Но в «Германцах» присутствовало и видение Германии Парсифаля, Гёте, судя по черновым, случайно уцелевшим строфам:
Германия взошла на небо
Не поступью ландскнехтов буйных,
Не бурей на ганзейском рейде,
Не шагом вкрадчивым купца:
Она взошла…
Тропой вдоль речек тихоструйных,
Где нянчил добрый фогельвейде
Осиротелого птенца.
На таких строфах и зиждились обвинения поэта на следствии в «пронемецких настроениях».

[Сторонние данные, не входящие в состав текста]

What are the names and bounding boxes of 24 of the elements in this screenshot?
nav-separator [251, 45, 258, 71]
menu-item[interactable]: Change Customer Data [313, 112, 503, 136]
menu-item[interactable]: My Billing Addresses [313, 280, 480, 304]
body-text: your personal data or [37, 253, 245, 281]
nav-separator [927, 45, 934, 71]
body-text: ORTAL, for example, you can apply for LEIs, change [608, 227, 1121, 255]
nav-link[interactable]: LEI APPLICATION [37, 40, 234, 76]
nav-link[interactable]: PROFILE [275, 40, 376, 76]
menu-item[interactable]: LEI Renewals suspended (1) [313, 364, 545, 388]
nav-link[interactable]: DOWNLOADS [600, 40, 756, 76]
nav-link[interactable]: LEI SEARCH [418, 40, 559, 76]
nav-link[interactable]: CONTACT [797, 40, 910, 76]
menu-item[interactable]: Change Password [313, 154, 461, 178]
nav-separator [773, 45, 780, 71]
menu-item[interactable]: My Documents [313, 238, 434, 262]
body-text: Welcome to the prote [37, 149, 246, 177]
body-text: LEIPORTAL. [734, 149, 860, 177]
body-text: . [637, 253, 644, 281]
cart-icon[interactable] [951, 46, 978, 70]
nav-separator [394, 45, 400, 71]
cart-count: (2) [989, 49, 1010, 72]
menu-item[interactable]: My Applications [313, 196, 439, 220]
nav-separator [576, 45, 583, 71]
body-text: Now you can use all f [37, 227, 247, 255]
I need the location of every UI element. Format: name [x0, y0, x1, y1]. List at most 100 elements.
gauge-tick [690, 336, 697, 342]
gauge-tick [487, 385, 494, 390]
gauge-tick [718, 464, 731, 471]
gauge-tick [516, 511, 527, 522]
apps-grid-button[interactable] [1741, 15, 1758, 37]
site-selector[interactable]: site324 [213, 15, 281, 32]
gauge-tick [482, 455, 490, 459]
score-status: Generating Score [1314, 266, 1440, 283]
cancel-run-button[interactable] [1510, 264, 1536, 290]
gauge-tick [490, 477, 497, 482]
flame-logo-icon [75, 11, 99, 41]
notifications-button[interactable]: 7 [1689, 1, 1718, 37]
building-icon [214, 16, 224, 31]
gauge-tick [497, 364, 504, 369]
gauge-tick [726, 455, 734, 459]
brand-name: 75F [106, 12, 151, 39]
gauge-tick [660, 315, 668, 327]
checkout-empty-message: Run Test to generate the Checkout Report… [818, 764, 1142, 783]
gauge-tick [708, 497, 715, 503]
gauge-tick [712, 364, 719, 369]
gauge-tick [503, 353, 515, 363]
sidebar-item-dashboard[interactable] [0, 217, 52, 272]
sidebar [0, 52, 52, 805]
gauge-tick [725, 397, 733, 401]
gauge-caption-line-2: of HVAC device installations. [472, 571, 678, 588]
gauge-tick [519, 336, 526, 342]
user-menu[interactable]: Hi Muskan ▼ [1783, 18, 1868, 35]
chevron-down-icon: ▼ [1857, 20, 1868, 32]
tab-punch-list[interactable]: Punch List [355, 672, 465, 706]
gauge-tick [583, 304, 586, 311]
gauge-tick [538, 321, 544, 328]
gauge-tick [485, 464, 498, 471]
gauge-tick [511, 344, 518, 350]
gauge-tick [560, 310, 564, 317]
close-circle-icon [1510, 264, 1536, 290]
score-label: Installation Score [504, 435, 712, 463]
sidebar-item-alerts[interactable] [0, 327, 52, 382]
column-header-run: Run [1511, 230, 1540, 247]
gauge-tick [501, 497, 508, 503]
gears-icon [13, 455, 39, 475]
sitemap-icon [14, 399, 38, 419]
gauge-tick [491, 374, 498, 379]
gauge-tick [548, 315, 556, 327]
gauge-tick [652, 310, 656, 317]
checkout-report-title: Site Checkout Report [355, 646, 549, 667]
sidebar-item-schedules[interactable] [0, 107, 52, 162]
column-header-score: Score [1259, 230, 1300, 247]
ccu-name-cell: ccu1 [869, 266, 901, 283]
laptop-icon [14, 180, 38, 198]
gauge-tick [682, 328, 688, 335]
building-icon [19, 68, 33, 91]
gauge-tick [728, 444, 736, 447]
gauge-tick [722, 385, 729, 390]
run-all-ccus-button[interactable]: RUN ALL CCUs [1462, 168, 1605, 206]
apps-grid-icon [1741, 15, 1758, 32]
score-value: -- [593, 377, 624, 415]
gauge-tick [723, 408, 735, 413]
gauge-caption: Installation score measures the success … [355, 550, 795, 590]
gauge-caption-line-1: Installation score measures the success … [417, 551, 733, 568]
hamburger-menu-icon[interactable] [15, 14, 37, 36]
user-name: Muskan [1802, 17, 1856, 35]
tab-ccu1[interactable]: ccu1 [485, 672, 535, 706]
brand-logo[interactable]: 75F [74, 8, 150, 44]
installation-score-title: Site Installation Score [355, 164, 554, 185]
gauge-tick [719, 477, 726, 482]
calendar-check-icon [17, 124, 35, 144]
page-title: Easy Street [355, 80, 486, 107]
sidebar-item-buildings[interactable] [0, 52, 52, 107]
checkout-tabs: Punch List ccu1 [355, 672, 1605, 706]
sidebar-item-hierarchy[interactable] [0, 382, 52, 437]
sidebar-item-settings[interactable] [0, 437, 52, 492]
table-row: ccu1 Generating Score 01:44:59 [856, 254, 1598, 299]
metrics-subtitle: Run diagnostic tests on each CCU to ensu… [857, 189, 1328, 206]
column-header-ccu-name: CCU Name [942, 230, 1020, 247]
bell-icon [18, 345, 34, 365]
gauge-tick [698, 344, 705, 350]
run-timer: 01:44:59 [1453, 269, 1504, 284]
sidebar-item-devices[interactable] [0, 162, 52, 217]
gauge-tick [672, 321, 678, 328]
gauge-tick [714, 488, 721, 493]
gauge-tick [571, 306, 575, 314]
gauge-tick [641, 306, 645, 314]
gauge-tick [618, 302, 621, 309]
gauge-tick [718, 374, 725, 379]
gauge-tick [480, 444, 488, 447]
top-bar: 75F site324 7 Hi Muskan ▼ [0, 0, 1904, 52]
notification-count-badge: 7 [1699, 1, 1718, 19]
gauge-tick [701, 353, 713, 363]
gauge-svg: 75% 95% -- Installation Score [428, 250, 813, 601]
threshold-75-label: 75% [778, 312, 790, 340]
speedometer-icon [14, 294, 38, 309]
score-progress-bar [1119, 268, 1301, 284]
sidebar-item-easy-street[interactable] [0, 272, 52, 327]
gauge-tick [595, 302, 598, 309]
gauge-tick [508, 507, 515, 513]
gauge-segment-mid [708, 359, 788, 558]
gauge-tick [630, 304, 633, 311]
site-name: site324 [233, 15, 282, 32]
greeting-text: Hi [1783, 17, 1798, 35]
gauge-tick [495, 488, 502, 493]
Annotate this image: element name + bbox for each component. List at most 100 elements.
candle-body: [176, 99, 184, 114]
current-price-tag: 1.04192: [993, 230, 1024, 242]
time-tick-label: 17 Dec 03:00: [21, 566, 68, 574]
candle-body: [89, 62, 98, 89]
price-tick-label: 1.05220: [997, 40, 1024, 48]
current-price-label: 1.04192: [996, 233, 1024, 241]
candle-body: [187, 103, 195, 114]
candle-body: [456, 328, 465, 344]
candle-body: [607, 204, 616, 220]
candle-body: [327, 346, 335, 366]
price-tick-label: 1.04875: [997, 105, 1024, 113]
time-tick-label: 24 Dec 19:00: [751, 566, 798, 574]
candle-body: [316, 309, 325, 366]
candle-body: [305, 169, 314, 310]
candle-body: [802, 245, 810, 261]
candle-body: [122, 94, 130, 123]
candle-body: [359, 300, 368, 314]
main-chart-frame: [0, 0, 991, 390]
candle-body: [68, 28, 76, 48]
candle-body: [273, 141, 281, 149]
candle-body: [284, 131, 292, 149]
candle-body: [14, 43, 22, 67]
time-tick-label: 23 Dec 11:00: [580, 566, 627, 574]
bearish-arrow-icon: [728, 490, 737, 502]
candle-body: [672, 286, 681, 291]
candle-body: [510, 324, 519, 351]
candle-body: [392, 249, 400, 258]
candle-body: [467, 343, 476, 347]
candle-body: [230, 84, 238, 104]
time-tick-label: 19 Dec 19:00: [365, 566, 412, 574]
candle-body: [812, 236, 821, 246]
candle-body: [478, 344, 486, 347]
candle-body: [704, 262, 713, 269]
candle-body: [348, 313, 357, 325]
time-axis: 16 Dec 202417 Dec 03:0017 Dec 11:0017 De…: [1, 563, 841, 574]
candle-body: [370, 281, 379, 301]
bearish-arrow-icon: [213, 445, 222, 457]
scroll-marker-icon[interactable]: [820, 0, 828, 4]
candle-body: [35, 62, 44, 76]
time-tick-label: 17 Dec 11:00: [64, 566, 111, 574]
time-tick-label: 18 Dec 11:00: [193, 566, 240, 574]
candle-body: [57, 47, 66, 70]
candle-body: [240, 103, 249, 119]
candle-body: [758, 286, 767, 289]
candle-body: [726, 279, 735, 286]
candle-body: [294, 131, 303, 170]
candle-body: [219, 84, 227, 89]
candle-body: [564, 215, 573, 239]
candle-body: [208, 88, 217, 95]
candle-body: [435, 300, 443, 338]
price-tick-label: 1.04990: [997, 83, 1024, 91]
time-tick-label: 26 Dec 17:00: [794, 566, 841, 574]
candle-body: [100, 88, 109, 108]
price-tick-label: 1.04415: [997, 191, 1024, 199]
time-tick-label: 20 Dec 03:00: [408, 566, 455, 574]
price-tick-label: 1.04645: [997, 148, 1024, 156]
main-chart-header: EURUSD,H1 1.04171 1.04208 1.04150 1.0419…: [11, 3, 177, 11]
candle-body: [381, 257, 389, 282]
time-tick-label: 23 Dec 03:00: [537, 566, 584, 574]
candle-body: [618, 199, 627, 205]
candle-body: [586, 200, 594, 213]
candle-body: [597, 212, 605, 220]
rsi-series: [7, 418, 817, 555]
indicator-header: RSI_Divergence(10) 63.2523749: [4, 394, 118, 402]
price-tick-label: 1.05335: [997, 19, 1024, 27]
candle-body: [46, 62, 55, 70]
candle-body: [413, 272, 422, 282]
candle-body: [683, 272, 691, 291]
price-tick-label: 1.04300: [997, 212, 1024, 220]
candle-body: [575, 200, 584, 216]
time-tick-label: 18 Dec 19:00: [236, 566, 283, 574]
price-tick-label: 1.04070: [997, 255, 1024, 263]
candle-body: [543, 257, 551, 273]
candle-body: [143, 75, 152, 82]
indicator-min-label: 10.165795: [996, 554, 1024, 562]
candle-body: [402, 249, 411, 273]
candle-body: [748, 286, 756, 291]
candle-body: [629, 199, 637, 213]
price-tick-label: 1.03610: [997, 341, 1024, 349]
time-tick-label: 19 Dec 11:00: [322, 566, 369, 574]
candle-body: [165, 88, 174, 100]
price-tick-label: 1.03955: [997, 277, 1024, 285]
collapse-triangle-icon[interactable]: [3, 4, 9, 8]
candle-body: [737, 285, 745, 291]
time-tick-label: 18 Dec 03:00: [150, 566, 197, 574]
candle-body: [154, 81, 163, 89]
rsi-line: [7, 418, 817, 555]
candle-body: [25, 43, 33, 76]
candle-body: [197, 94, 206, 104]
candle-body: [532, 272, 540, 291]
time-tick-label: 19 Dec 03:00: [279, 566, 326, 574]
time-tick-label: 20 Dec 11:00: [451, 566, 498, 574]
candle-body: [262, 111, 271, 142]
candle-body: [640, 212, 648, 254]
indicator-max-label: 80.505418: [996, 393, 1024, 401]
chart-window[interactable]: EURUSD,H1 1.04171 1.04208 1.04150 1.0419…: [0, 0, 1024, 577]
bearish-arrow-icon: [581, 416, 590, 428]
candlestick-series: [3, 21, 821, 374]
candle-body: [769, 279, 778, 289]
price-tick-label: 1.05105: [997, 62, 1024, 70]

Написав «Германцев», Андреев читал поэму друзьям. Василенко, с которым после начала войны они встречались редко, запомнились строфы о «бесах, носящихся вокруг мавзолея Ленина». В начале войны, вспоминал Виктор Михайлович, «мы не верили в немецкие душегубки, в звериное лицо фашизма». Но Андреев знал высказывания Гитлера не только по советским газетам, но и хотя бы по цитатам Сикорского, и разглядел в нем демонические черты. Пусть вождь нацистов умел «в случае надобности говорить языком Иммануила Канта, автора трактата о вечном мире»325, так ведь этот же язык при надобности использовал и Сталин. В начале поэмы появляется тот «страшнейший» демон, в котором угадывается уицраор «империи-тирании», как поэт определял государство Гитлера. «Стоногим спрутом» демон явился не сразу, вырастая из уязвленного ультимативным Веймарским миром национально-патриотического чувства, постепенно превратившись в загромыхавший над Германией «истошный рев Хайль Гитлер»:
Он диктовал поэтам образы,
Внушал он марши музыкантам,
Стоял над Кернером, над Арндтом
По чердакам, в садах, дворцах,
И строки, четкие как борозды,
Ложились мерно в белом поле,
Чтобы затем единой волей
Зажить в бесчисленных сердцах:
Как штамп, впечататься в сознание,
Стать культом шумных миллионов…
Образ Гитлера в поэме мог быть еще неясен, еще задаются вопросы, кто он:
Провидец? пророк? узурпатор?
Игрок, исчисляющий ходы?
Иль впрямь – мировой император,
Вместилище Духа народа?
Как призрак, по горизонту
От фронта несется он к фронту,
Он с гением расы воочью
Беседует бешеной ночью.
Гитлера, как и Сталина, Андреев считал порождением «демонического разума». Гитлер «не проходимец без роду и племени, а человек, выражавший собою одну – правда, самую жуткую, но характерную – сторону германской нации. Он сам ощущал себя немцем плоть от плоти и кровь от крови. Он любил свою землю и свой народ странною любовью, в которой почти зоологический демосексуализм смешивался с мечтою – во что бы то ни стало даровать этому народу блаженство всемирного владычества…». В то же время «другие народы были ему глубоко безразличны».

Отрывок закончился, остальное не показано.